Now, it’s also clear that those functions will be directly managed by staff through D.O.T.’s Lower Manhattan Borough Commissioner’s Office, which is led by Luis Sanchez, a Bloomberg administration appointee who has remained in office under Mayor de Blasio.
Nicholas Mosquera, a D.O.T. spokesperson, confirmed the staffing details in a Feb. 3 email to Downtown Express.
This transition into D.O.T. hands is creating apprehension among community leaders for two main reasons, given that there are more than 80 unfinished — and sometimes complaint-ridden — construction projects Downtown.
First, some of them believe the agency doesn’t have a great track record for responding to and dealing with 311 calls from members of the public. Up until now, residents have been largely satisfied with relying on the construction center to communicate their concerns directly to construction managers and city officials.
“I just want to remind everybody of the ramifications of the L.M.C.C.C. being dismantled,” Chairperson Catherine McVay Hughes said at the board’s Financial District committee meeting Feb. 5., pointing out that residents with complaints will now have to call 311.
“And I don’t know how effective 311 has been for you,” Hughes said in a clearly concerned tone, “but that will be your main mechanism moving forward.”
Second, community board members have conflict-of-interest concerns about the fact that D.O.T. — which is in charge of granting permits for construction projects — will soon be overseeing the community’s requests and responses regarding the permitting process.
“L.M.C.C.C. has been a watchdog for people who live and work here,” said Hughes, “and since D.O.T. is also the issuer of permits, we will no longer have that watchdog.”
Board members immediately agreed with her thoughts in that regard.
“We don’t want the fox guarding the hen house,” said Ro Sheffe, chairperson of the FiDi Committee. “We all know about the problems that could cause.”
All of this was being discussed at the Feb. 5 committee meeting because Joseph Simenic, L.M.C.C.C.’s executive director, was present to take questions on the subject of the upcoming transition.
When he was asked about any new updates on the process, Simenic said that would have to wait, explaining that he would have a better idea of what the “final transition” will look like by the final week of February.
However, Simenic mentioned that in addition to working with D.O.T., he has been “spending some time” with the Downtown Alliance — which runs the business improvement district below Chambers St. — seemingly in order to nudge them, to some degree, to take over some of the construction center’s community outreach responsibility.
“I’ve been seeing how [the Alliance] can provide, if they choose to, useful public information based on all the databases we’ve accumulated, which they can retain or update going forward,” said Simenic.

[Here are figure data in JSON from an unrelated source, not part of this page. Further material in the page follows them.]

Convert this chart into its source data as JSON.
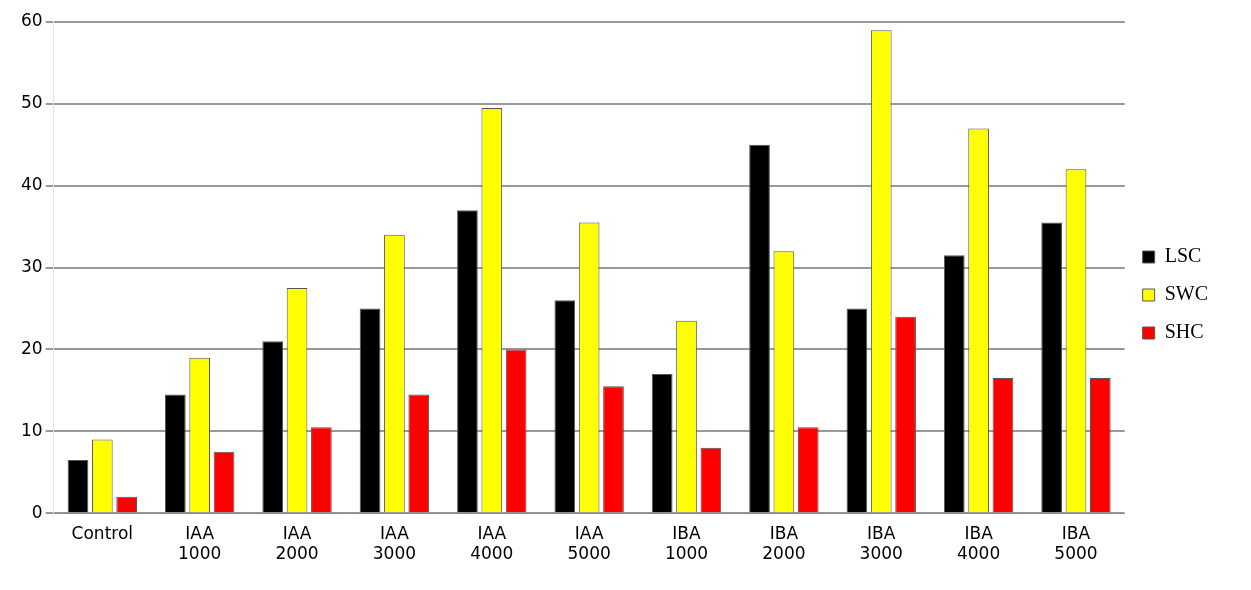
{
  "chart_data": {
    "type": "bar",
    "categories": [
      "Control",
      "IAA 1000",
      "IAA 2000",
      "IAA 3000",
      "IAA 4000",
      "IAA 5000",
      "IBA 1000",
      "IBA 2000",
      "IBA 3000",
      "IBA 4000",
      "IBA 5000"
    ],
    "series": [
      {
        "name": "LSC",
        "color": "#000000",
        "values": [
          6.5,
          14.5,
          21,
          25,
          37,
          26,
          17,
          45,
          25,
          31.5,
          35.5
        ]
      },
      {
        "name": "SWC",
        "color": "#ffff00",
        "values": [
          9,
          19,
          27.5,
          34,
          49.5,
          35.5,
          23.5,
          32,
          59,
          47,
          42
        ]
      },
      {
        "name": "SHC",
        "color": "#ff0000",
        "values": [
          2,
          7.5,
          10.5,
          14.5,
          20,
          15.5,
          8,
          10.5,
          24,
          16.5,
          16.5
        ]
      }
    ],
    "ylim": [
      0,
      60
    ],
    "yticks": [
      0,
      10,
      20,
      30,
      40,
      50,
      60
    ],
    "grid": "y",
    "legend": "right"
  }
}
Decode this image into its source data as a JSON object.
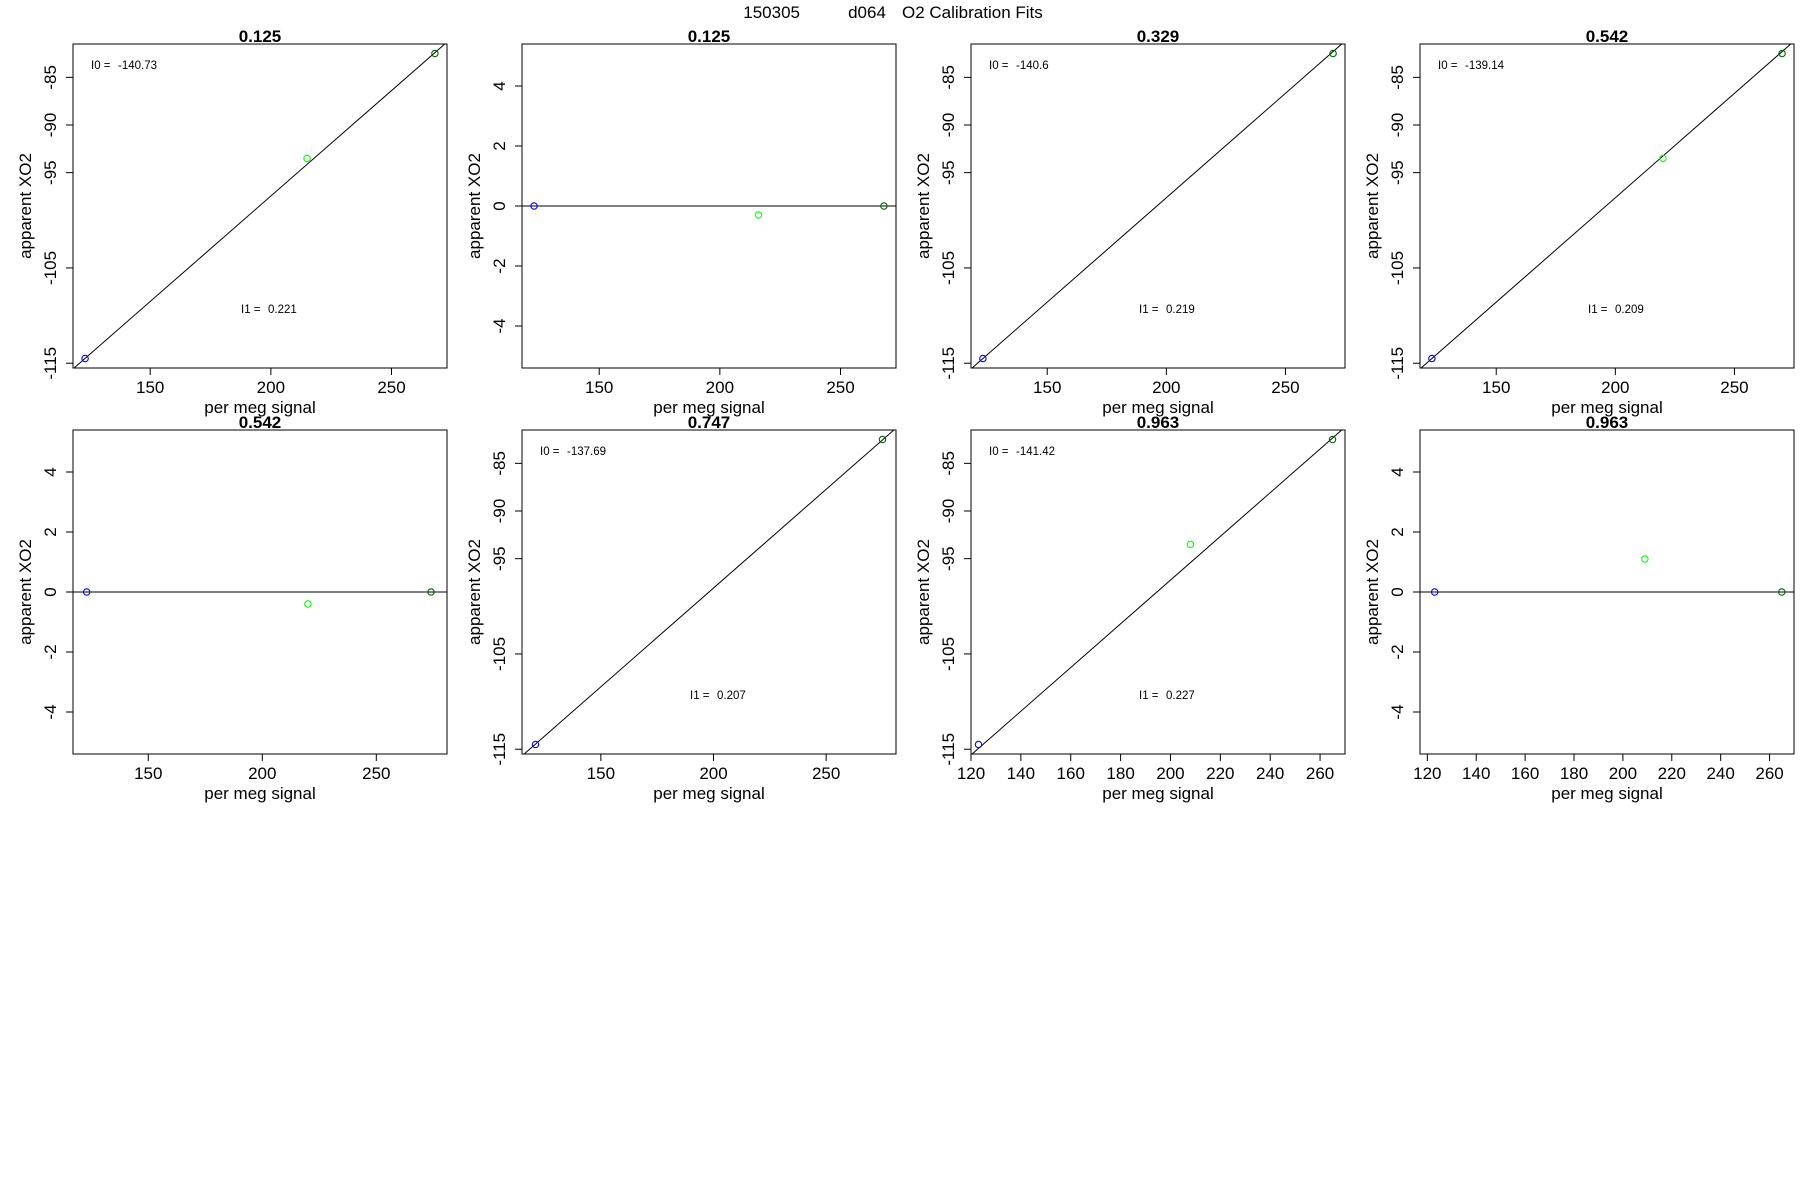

But Nicole Kolinsky, a Downtown Alliance spokesperson, told Downtown Express that, as of now, there have been no discussions about the Alliance assuming any of the “formal responsibilities” of L.M.C.C.C.
“[The Alliance] has had discussions with L.M.C.C.C. about how we could use their data to possibly integrate their database functionality into our operations,” she wrote in a Feb. 6 email, stressing that the talks have gone no further than that.